Yes. Scrimba and Kaggle both include free completion certificates. Khan Academy and SQLBolt do not offer one. Codecademy's certificate requires its paid Pro plan. If a free certificate matters to you, Scrimba and Kaggle are the two to prioritize.

How long does it take to learn SQL for free?

Basic queries take a weekend. Job-ready comfort with JOINs, subqueries, and grouping takes two to four weeks of consistent practice.
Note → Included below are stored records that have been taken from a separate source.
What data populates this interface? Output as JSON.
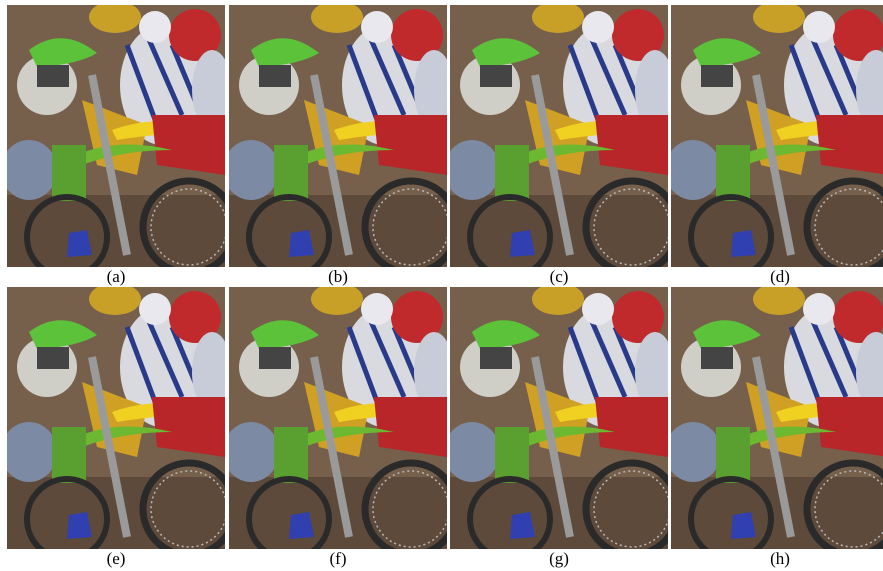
{
  "panels": [
    {
      "label": "(a)"
    },
    {
      "label": "(b)"
    },
    {
      "label": "(c)"
    },
    {
      "label": "(d)"
    },
    {
      "label": "(e)"
    },
    {
      "label": "(f)"
    },
    {
      "label": "(g)"
    },
    {
      "label": "(h)"
    }
  ]
}
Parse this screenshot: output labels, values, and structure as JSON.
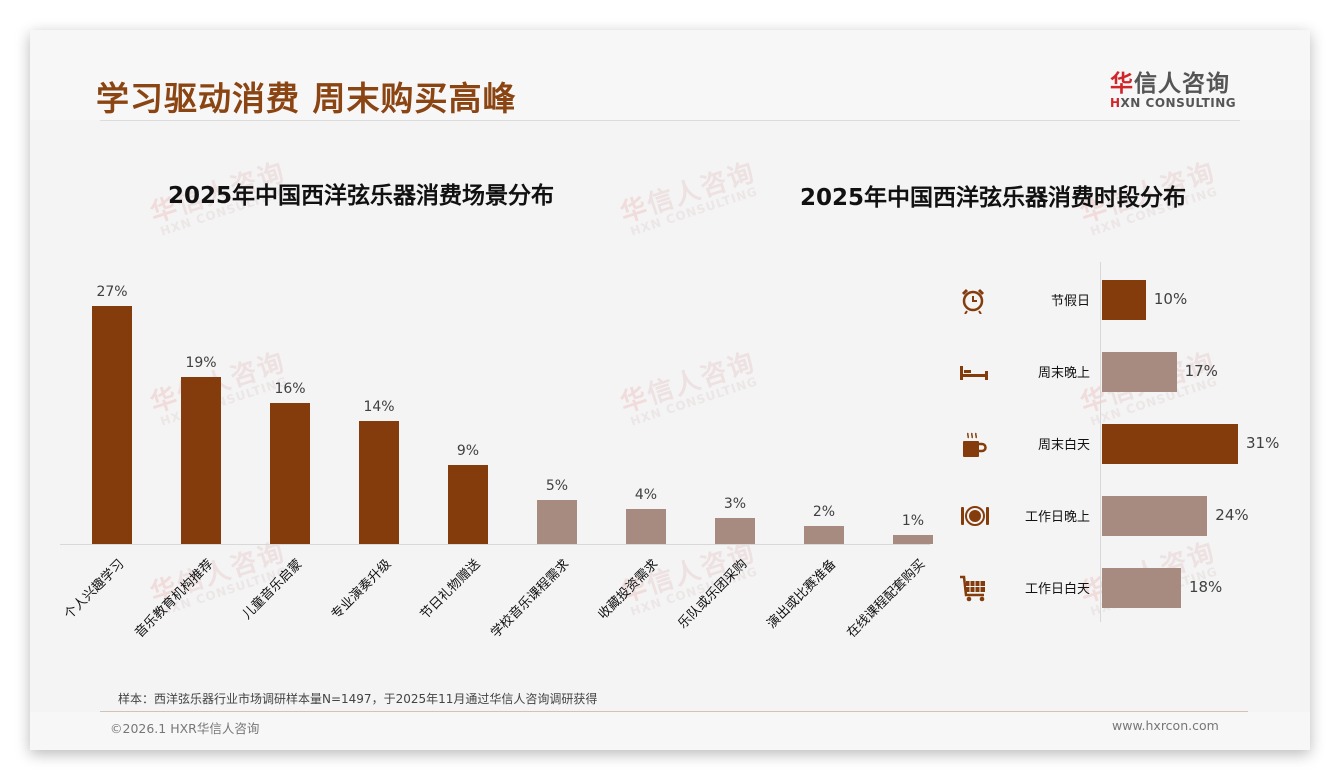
{
  "header": {
    "title": "学习驱动消费 周末购买高峰",
    "logo_cn_prefix": "华",
    "logo_cn_rest": "信人咨询",
    "logo_en_prefix": "H",
    "logo_en_rest": "XN CONSULTING"
  },
  "watermark": {
    "cn_prefix": "华",
    "cn_rest": "信人咨询",
    "en": "HXN CONSULTING"
  },
  "colors": {
    "accent": "#843c0c",
    "muted": "#a88b80",
    "title": "#8b4513",
    "logo_red": "#d0262b"
  },
  "chart_data": [
    {
      "type": "bar",
      "title": "2025年中国西洋弦乐器消费场景分布",
      "categories": [
        "个人兴趣学习",
        "音乐教育机构推荐",
        "儿童音乐启蒙",
        "专业演奏升级",
        "节日礼物赠送",
        "学校音乐课程需求",
        "收藏投资需求",
        "乐队或乐团采购",
        "演出或比赛准备",
        "在线课程配套购买"
      ],
      "values": [
        27,
        19,
        16,
        14,
        9,
        5,
        4,
        3,
        2,
        1
      ],
      "labels": [
        "27%",
        "19%",
        "16%",
        "14%",
        "9%",
        "5%",
        "4%",
        "3%",
        "2%",
        "1%"
      ],
      "highlight": [
        true,
        true,
        true,
        true,
        true,
        false,
        false,
        false,
        false,
        false
      ],
      "xlabel": "",
      "ylabel": "",
      "unit": "%",
      "grid": false,
      "legend": null
    },
    {
      "type": "bar",
      "orientation": "horizontal",
      "title": "2025年中国西洋弦乐器消费时段分布",
      "categories": [
        "节假日",
        "周末晚上",
        "周末白天",
        "工作日晚上",
        "工作日白天"
      ],
      "values": [
        10,
        17,
        31,
        24,
        18
      ],
      "labels": [
        "10%",
        "17%",
        "31%",
        "24%",
        "18%"
      ],
      "icons": [
        "alarm-clock-icon",
        "bed-icon",
        "coffee-cup-icon",
        "plate-cutlery-icon",
        "shopping-cart-icon"
      ],
      "highlight": [
        true,
        false,
        true,
        false,
        false
      ],
      "unit": "%",
      "grid": false,
      "legend": null
    }
  ],
  "footer": {
    "note": "样本：西洋弦乐器行业市场调研样本量N=1497，于2025年11月通过华信人咨询调研获得",
    "copyright": "©2026.1 HXR华信人咨询",
    "site": "www.hxrcon.com"
  }
}
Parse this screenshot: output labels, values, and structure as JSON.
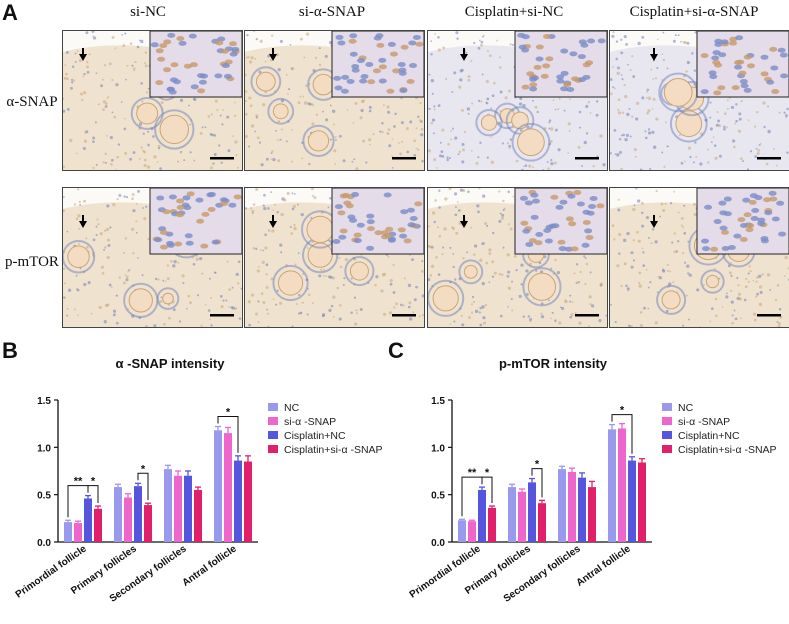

A short interactive course like Scrimba's 3.8-hour Learn SQL typically expands to 10 to 15 hours once you factor in writing your own queries rather than just watching.

Key Takeaways

  • SQL is the fourth most-used programming language and is ANSI/ISO-standardized, so what you learn free today is the same SQL you will write years from now.
  • The fundamentals are fully free: a free interactive course covers everything most beginners need to query real databases at work.
  • The best free options split by learning style: Scrimba for interactive practice with a certificate, Khan Academy for absolute beginners, Kaggle for data work plus a certificate, and Stanford on edX for academic depth.
  • Watch for the two free-SQL traps: tutorials frozen years ago with no modern features, and "free" courses that paywall the projects and certificate.
  • A good free SQL course must let you run queries, not just watch them, and should cover JOINs, subqueries, grouping, and CASE expressions.
  • The skill pays regardless of where you learn it: SQL appears in over 200,000 job postings a month at a median advertised salary near $90,000.